13 aprile 2013

“New Novel by Haruki Murakami Released in Japan” by Nicola D'Ugo













OK. I'm reading Norwegian Wood, the novel that launched Murakami in Japan in 1987. He wrote it mostly in Rome, in the year in which I, a Roman, attended a college in NJ, reading Dylan Thomas, Eugenio Montale, W. H. Auden, John Updike, and E. E. Cummings mostly. There was no Nobel Prize in Literature from Japan at the time, and for a young writer from Europe that undoubtedly mattered. I didn't know, like many of us, that a Japanese novelist with that name even existed. I got to know his work recently, a couple of years back, and had to stick his first name in front of his last (unlike the Japanese practice, which is the other way round), since I already knew the works of two more Murakamis, the novelist and film director Ryū and the visual artist Takashi. I also knew of a porn star with that name, Risa, but I didn't know much about Haruki, except by hearsay, and, as I said, superficially and recently. My brother had read one of his novels, Dance Dance Dance, we talked about it, and I finally decided to read another: 1Q84. Haruki is the most popular Murakami abroad today, although the other two are certainly very important figures in international culture.

Yesterday Haruki Murakami's thirteenth novel was released in Japan. He is a cult figure there too, not one of those prophets who are honoured everywhere except in their home country. The youth audience loves him there, but here in Italy he is read more by adults. His success is based on an appeal to one age groups in Japan and another in the West.

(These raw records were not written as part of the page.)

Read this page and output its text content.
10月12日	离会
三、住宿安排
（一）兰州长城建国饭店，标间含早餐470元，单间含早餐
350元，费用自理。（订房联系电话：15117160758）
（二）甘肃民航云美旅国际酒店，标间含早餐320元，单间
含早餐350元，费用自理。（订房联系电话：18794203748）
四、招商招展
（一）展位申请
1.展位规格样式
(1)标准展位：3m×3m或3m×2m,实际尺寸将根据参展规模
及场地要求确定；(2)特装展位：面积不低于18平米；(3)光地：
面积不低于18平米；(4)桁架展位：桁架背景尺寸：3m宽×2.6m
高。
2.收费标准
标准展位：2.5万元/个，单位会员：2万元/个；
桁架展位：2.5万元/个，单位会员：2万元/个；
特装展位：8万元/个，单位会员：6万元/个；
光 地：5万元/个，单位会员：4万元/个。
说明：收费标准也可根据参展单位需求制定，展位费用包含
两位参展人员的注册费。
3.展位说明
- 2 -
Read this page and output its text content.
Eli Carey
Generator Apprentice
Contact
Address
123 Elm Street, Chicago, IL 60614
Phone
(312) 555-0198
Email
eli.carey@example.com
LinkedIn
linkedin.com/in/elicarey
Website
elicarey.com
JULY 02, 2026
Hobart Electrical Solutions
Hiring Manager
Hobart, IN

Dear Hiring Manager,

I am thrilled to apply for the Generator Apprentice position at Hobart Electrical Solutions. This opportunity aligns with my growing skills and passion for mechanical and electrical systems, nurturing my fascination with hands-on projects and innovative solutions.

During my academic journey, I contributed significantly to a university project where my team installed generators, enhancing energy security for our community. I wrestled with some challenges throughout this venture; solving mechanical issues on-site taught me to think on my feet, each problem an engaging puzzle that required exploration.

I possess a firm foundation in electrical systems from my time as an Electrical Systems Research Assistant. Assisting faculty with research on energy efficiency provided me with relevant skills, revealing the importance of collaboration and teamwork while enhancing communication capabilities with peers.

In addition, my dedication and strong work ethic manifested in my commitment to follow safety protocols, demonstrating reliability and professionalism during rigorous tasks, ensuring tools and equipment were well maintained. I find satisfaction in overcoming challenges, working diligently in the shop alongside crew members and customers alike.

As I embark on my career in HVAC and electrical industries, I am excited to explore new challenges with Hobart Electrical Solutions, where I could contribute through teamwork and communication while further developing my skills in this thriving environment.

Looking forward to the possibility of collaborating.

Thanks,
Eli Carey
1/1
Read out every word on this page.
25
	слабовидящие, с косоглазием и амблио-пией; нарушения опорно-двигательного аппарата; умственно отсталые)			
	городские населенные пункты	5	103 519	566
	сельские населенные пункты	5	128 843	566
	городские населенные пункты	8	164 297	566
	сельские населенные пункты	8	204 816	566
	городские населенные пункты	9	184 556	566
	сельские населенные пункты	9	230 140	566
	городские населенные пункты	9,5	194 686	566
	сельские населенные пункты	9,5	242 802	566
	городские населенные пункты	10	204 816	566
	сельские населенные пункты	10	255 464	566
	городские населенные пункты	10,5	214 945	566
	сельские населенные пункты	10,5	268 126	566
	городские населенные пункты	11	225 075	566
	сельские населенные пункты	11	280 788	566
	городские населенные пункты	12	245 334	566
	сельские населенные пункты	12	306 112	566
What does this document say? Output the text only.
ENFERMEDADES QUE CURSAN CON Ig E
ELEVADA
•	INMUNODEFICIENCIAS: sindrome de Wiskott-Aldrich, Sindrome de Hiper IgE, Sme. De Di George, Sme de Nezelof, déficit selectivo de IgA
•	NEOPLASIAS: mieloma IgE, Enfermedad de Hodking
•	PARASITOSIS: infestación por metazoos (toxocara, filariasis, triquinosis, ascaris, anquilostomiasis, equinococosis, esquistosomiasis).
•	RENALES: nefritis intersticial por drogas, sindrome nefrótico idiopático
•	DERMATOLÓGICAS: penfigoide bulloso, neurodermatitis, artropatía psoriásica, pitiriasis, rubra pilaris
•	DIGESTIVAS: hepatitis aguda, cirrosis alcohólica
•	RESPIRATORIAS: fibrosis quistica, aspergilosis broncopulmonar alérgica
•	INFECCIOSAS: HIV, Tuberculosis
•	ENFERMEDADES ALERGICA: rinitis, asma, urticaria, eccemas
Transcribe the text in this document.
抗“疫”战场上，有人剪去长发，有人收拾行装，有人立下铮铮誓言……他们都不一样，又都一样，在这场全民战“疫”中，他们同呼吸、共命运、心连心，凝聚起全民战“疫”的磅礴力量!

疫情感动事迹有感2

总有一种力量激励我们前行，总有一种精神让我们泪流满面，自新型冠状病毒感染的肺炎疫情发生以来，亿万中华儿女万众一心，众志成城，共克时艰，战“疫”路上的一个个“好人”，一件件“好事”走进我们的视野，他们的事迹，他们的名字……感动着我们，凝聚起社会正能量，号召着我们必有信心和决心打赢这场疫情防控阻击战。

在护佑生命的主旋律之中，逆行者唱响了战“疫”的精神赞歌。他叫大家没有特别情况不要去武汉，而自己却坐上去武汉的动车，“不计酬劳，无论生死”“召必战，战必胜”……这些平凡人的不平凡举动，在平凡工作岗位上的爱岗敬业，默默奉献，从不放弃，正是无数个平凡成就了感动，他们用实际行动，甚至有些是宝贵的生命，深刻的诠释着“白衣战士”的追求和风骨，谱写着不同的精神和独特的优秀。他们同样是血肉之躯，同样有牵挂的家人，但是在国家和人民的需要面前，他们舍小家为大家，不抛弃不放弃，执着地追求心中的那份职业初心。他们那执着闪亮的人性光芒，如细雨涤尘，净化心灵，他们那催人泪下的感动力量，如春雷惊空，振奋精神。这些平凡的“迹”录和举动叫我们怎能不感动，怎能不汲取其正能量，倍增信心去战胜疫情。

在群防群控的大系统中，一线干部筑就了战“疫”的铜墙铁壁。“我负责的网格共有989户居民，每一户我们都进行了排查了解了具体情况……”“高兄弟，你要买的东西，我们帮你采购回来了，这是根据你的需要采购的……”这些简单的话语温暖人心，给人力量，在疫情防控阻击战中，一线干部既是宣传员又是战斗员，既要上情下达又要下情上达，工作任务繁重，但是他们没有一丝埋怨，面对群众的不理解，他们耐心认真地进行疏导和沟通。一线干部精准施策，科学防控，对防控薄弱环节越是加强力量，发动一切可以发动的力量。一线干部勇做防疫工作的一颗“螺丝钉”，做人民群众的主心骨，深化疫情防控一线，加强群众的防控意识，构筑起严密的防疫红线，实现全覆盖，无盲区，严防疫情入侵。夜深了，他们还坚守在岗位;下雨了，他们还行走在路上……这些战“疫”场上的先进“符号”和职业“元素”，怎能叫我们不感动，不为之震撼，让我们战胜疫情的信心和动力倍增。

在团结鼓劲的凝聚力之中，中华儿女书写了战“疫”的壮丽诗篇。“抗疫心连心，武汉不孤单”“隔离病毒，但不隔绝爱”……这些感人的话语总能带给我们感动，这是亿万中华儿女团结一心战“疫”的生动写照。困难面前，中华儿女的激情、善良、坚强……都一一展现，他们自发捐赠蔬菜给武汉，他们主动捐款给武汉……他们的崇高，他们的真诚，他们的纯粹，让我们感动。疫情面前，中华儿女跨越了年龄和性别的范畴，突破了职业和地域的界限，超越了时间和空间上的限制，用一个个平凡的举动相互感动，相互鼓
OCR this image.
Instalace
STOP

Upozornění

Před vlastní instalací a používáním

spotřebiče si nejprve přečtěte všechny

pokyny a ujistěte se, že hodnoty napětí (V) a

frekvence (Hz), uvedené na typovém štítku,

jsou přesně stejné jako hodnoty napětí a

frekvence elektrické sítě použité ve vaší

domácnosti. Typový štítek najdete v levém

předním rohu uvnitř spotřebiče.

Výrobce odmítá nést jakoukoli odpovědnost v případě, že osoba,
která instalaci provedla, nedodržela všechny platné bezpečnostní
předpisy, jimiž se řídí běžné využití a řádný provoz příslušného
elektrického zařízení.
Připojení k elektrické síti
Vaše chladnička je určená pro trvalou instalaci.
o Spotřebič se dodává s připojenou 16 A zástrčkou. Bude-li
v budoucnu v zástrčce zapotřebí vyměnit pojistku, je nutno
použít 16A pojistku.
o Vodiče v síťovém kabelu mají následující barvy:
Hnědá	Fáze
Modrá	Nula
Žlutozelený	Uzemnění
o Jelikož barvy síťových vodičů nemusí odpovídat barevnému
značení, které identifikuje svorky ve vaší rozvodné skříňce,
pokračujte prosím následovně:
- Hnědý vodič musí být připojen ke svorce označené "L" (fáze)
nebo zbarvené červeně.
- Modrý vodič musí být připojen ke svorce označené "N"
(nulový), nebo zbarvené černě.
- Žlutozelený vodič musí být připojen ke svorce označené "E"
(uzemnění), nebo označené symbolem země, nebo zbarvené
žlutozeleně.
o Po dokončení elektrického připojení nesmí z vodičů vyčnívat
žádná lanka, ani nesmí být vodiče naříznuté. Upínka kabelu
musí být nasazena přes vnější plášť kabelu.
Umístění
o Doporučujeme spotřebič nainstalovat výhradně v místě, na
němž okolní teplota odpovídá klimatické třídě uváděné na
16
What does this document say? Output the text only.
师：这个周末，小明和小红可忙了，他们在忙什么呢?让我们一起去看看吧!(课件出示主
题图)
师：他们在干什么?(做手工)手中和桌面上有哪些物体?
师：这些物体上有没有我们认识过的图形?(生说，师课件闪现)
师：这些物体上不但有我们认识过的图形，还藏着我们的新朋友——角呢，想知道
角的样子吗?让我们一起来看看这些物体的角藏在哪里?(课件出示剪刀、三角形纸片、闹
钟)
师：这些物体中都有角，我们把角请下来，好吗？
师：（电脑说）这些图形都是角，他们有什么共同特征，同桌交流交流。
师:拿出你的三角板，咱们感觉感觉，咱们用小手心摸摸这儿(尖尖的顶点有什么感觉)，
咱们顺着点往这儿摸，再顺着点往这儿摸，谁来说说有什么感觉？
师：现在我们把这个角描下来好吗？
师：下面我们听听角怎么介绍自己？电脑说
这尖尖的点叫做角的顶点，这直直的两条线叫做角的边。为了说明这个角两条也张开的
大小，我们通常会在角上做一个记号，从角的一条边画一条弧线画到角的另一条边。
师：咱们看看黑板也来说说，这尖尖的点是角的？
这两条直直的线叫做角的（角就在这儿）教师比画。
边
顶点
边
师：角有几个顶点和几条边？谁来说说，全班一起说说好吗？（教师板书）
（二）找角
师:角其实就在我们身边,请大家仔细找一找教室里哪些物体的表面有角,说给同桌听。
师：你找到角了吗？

Not every novel by the same novelist meets our expectations. I'm finding Norwegian Wood a bore so far—it's very well written, with a lot of realistic details and Murakami's dependable ability to represent self-consciousness but it doesn’t have the electric charge I found in 1Q84 (his last novel), Kafka on the Shore, and The Wind-Up Bird Chronicle (even the less ambitious Sputnik Sweetheart has more excitement than the first 160 pages of Norwegian Wood I have read). I'm reading all of his novels, since Murakami is a unique master of storytelling, an author who can guarantee a future for the novel after so many decades in which many of us, myself included, expected the genre to come to an end.